The chip will also have instructions geared toward media processing, much like the SIMD instructions that were added to the Pentium III architecture.

Smith said XScale's biggest competitor will be Intel's existing StrongArm processors, which the company plans to continue to sell. Smith said Intel also expects it could compete against other processor designs based on the Arm architecture, which Intel licenses for both the StrongArm and XScale architectures.

Nathan Brookwood, an analyst at Insight 64, said XScale shows the strength of the StrongARM architecture that Intel inherited when it purchased Digital Equipment's semiconductor division.

He added that today's mobile phones don't require the performance XScale can deliver, but tomorrow's may well have a need for it.

"The notion we have today of cell phones as something that you hold up to your ear could easily give way to something that looks more like a PalmPilot. Then, of course, you do need the power."

Intel executives did not announce any products from a joint venture launched last year with Analog Devices to develop a digital signal processor (DSP).

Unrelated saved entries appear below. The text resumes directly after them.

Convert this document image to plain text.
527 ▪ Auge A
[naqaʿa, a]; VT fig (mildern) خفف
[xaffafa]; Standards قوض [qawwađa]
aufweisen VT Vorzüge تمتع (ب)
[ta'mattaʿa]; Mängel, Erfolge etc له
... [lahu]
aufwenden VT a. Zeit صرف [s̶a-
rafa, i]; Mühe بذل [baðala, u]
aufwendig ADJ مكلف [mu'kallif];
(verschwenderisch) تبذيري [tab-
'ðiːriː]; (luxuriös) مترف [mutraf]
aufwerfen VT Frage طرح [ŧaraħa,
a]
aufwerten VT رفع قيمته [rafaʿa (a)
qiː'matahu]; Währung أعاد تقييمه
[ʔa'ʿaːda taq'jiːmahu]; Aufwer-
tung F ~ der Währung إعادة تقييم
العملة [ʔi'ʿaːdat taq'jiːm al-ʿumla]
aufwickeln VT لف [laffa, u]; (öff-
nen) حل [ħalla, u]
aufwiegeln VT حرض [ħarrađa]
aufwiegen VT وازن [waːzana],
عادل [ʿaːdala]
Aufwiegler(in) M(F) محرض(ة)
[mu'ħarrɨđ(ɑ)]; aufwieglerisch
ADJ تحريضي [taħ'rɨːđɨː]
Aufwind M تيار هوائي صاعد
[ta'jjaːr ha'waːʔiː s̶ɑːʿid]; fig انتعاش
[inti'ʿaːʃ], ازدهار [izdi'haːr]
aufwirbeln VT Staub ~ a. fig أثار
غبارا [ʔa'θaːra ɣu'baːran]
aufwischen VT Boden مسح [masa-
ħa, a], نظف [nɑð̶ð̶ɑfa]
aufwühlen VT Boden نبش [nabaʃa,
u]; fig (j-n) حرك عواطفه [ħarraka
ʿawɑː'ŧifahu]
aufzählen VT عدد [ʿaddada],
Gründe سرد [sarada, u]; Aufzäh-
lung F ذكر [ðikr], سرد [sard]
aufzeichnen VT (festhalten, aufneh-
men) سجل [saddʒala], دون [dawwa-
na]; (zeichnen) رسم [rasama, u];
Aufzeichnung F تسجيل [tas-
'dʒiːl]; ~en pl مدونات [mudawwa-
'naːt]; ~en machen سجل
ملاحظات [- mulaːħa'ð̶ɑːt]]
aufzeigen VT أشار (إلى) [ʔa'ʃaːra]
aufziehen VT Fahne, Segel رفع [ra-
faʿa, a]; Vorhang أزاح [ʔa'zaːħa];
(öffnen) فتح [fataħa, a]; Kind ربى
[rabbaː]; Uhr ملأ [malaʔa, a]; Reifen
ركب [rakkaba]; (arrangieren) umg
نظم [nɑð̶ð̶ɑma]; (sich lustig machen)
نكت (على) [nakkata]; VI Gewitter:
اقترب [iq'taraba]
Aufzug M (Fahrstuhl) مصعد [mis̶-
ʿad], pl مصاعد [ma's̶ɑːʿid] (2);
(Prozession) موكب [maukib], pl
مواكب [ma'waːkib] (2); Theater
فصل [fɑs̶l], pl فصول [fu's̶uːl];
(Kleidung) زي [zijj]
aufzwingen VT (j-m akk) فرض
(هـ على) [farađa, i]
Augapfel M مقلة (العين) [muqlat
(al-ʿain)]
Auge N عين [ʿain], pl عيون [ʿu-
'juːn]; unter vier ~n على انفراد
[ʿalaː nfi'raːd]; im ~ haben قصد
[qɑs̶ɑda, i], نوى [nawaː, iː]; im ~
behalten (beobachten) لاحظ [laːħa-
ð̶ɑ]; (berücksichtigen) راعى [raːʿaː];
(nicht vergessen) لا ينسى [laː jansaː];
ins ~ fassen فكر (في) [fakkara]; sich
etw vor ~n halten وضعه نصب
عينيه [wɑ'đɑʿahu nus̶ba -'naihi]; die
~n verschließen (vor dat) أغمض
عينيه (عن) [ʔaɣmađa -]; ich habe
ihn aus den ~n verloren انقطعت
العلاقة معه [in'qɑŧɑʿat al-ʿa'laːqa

The DSP, which handles much of the communications functions in a cell phone, is one of the few major parts of a cell phone that Intel does not offer. Smith said the project is on track and that Intel will have more to say later this year.

"It's being designed with wireless applications in mind and with the knowledge that such a thing as XScale exists," Smith said.

Smith would not detail Intel's plans for integrating components such as DSP, flash memory, XScale processor and baseband functions. But Smith and others have said in the past that integration is the key to Intel's ability to crack the wireless market.

"The more total building blocks a company has, the more they can integrate a total solution," Smith said at the company's analyst meeting in April. "Our objective is to deliver a fully integrated silicon solution...We're in a position to do a very high level of integration."

Already this year Intel has said it will spend up to $2 billion during the next few years to increase its production of flash memory and announced a deal with Mitsubishi Electric to work on chips for third-generation cell phones.

Intel executives said XScale is designed to shift some work from the DSP to the main processor but added that the chip is not designed to replace the DSP.

"You can do a smarter load balancing between the DSP" and the processor with XScale, said Hans Geyer, a vice president who heads Intel's cellular communications division.

Although the current generation of StrongArm chips is made at a former Digital Equipment plant in Massachussets, the XScale chips will be made with standard Intel manufacturing processes.